How will business models change to adapt to today’s consumer behaviour?
One of the ways to address #1 is through video. According to a whitepaper released by Cisco in February 2016, titled Cisco Visual Networks Index: Forecast & Methodology 2015-2020, it will take an individual more than 5 million years to watch the amount of video crossing global IP networks every month in 2020. The whitepaper also states that Internet video to TV is growing at a rapid pace and expected to increase 3.6-fold by 2020.
To put in greater perspective, an infographic by Syndacast on Video Marketing Trends in 2015 estimates more than 74% of internet traffic will come from video by 2017. In this same infographic, more than 69% of smartphone users identified video as the perfect way to quickly grasp the "message" a video aims to convey and makes a decision/conclusion right after.
Back to the point on how artists should better position themselves? To kickstart the process, here are some initial questions to ask:
(i) The type of artist do you want to be or create?
Important to identify and stick to your guns. Content supply, or rather, accessibility is clearly more than demand and the only way to differentiate is to be truly authentic. Whether you choose to be indie or a pop artist, if you’re great at what you do, there will be an audience.
(ii) What resources are available to you?
Knowing the resources you have allows for better planning on where to use it. If there’s abundant monetary capital, you’re in luck. There will be more flexibility in choosing the method in getting your music heard. But if you’re bootstrapping, human resource (your family and friends) is the next best thing. Through the simple word-of-mouth advertising and social media sharing in an existing network, it could create a butterfly effect and its results might even surprise you.
(iii) Are you already putting out content?
If so, where? How? How often? Is the content translated to suit the local market? These are questions that should align with the amount of resource available. Constantly evaluate the effectiveness of these distribution channels and keep A/B testing your content for more precise results and data.
(iv) Who makes up your existing fan base?
Identify any data you could get your hands on to better understand what they like, where they’re from and use that as a basis to increase engagement with them. In a world where consumers are spoilt for choice, targeted marketing and knowing your audience has never been this important.
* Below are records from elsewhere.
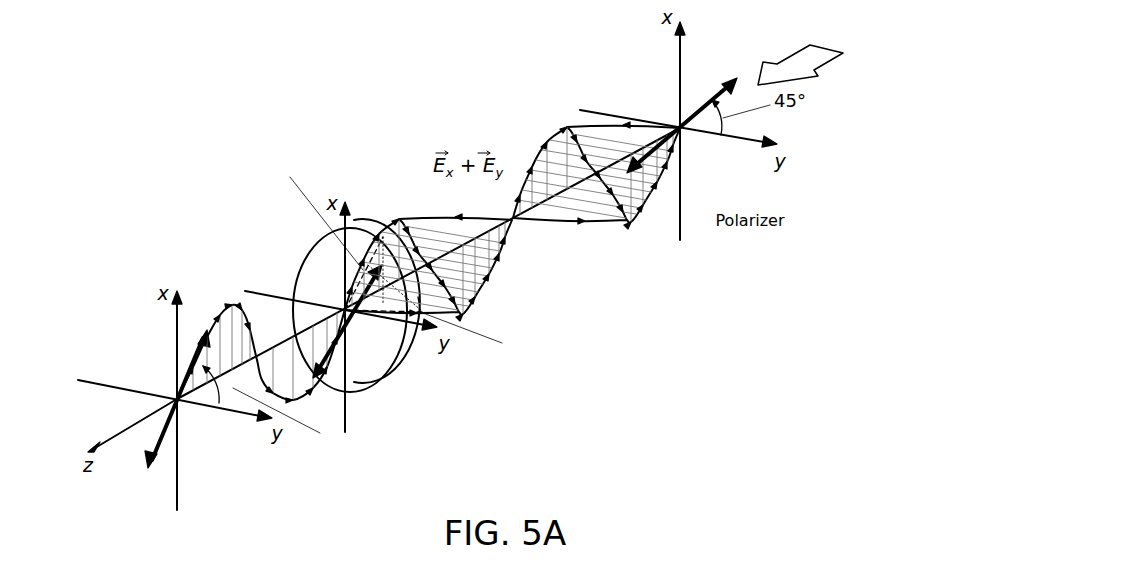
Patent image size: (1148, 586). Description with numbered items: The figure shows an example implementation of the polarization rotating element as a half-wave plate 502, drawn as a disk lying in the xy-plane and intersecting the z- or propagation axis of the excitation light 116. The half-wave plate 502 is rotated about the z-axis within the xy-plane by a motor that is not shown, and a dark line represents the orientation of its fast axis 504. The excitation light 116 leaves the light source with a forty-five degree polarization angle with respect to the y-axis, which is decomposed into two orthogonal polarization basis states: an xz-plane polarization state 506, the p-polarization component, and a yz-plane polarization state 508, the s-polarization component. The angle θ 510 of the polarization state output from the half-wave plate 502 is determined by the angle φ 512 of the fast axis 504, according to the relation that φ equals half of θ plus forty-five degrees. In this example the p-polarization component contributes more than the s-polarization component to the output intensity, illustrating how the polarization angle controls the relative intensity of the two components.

The excitation light 116 is at (828, 55).
The half-wave plate 502 is at (375, 392).
The fast axis 504 is at (364, 262).
The xz-plane polarization state 506 is at (557, 125).
The yz-plane polarization state 508 is at (605, 222).
The angle θ 510 is at (325, 447).
The angle φ 512 is at (518, 353).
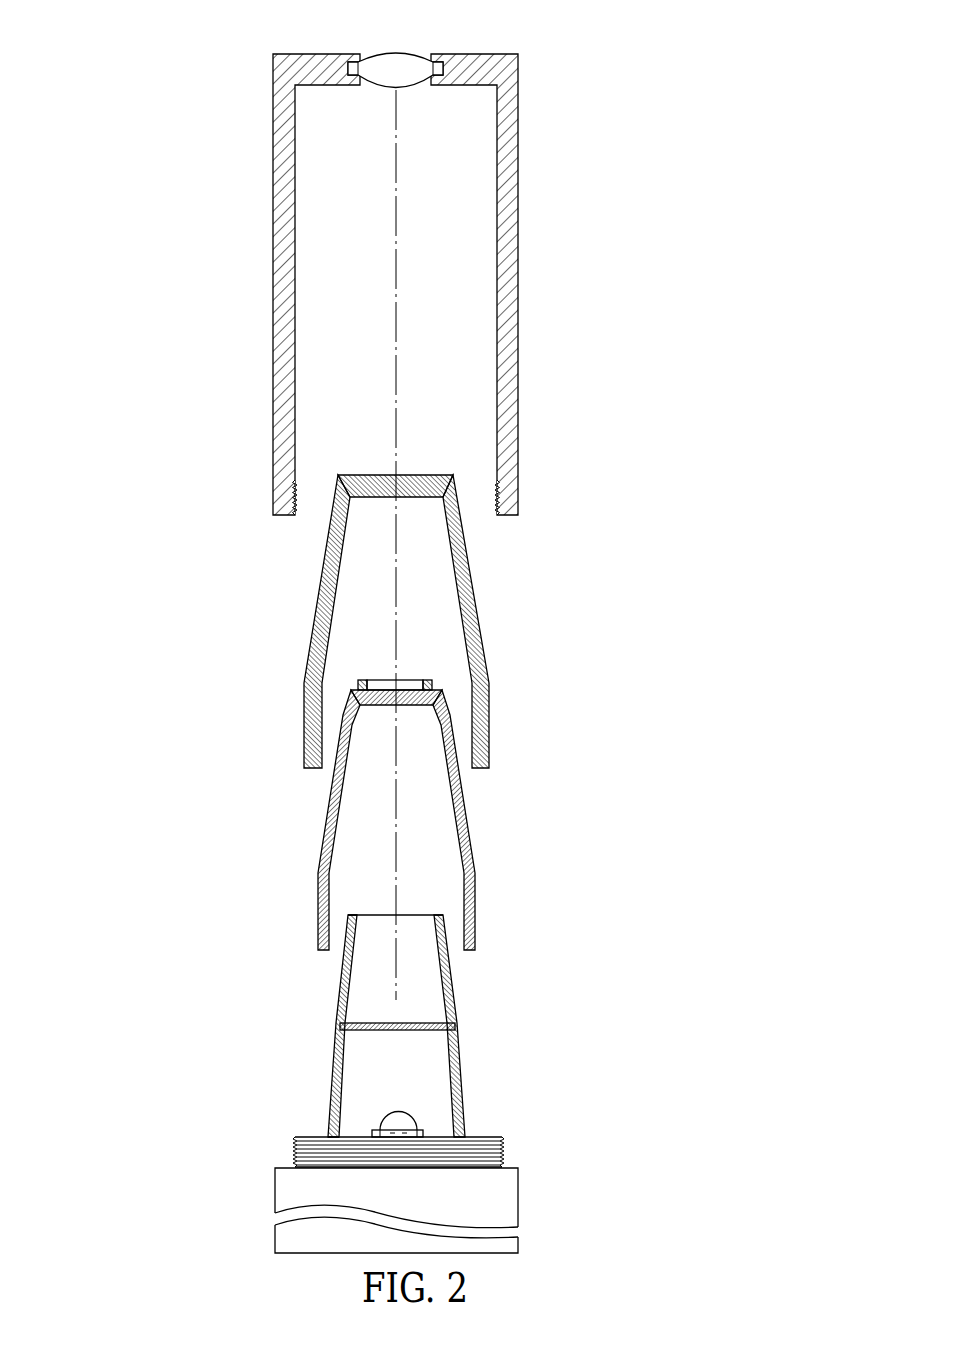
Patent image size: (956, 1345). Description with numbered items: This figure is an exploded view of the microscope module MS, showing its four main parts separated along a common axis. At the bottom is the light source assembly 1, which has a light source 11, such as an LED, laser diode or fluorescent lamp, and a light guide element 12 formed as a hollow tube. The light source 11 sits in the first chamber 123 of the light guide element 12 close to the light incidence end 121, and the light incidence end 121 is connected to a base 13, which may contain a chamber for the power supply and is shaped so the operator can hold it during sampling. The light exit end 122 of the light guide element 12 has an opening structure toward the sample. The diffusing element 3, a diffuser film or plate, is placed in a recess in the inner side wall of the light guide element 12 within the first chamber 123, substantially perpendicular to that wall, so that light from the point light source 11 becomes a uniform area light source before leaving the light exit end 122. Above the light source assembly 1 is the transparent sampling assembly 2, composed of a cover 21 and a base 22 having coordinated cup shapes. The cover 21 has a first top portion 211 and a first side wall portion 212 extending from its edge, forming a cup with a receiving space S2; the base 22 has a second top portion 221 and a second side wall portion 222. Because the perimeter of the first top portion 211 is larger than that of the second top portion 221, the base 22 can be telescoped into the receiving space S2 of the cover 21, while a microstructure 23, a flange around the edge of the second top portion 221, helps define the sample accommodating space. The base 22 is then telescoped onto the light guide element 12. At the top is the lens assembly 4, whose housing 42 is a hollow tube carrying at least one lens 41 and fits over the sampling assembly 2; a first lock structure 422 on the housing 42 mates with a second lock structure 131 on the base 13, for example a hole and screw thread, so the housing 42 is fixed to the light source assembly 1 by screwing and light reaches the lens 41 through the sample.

The microscope module MS is at (171, 109).
The light source assembly 1 is at (527, 991).
The light source 11 is at (405, 1121).
The light guide element 12 is at (463, 1045).
The light incidence end 121 is at (330, 1115).
The light exit end 122 is at (347, 917).
The first chamber 123 is at (389, 1060).
The base 13 is at (274, 1199).
The second lock structure 131 is at (503, 1150).
The sampling assembly 2 is at (563, 713).
The cover 21 is at (491, 722).
The first top portion 211 is at (362, 483).
The first side wall portion 212 is at (321, 590).
The base 22 is at (468, 812).
The second top portion 221 is at (418, 681).
The second side wall portion 222 is at (325, 841).
The microstructure 23 is at (361, 680).
The diffusing element 3 is at (432, 1024).
The lens assembly 4 is at (520, 314).
The lens 41 is at (406, 72).
The housing 42 is at (505, 232).
The first lock structure 422 is at (500, 493).
The receiving space S2 is at (438, 603).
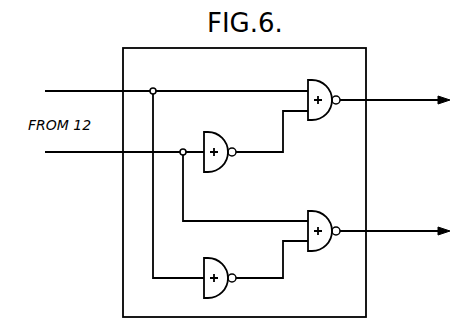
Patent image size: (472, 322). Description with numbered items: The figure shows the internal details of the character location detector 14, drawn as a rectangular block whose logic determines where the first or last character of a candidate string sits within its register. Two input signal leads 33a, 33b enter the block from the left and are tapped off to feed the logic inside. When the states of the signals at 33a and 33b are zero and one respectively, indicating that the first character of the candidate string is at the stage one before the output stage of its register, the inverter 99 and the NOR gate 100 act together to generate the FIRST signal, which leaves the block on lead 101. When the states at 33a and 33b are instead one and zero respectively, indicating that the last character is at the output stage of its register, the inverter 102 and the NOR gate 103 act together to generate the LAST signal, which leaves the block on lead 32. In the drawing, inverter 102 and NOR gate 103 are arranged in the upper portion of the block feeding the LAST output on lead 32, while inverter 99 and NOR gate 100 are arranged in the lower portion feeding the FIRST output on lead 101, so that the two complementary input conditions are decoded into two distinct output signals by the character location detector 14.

The character location detector 14 is at (347, 48).
The signal lead 33a is at (77, 89).
The signal lead 33b is at (72, 155).
The inverter 102 is at (221, 170).
The inverter 99 is at (221, 261).
The NOR gate 103 is at (323, 118).
The NOR gate 100 is at (323, 249).
The lead 32 is at (373, 102).
The lead 101 is at (374, 233).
(v) What are other similar artists (aka your competition) doing?
Not encouraging plagiarism nor following what others do, but it’s helpful to know what others are doing, either right or wrong. Ideas could be original, but are also borrowed from other sources. It’s all up to your creativity!
(vi) What do you want to achieve in the next few years?
I’m a firm believer that if a person does what he/she is passionate about, they will work hard at it without dragging their feet out of bed (for the most part!).
With the above answered, it should create the framework of your plan and gradually your artist strategy will get clearer. Good luck!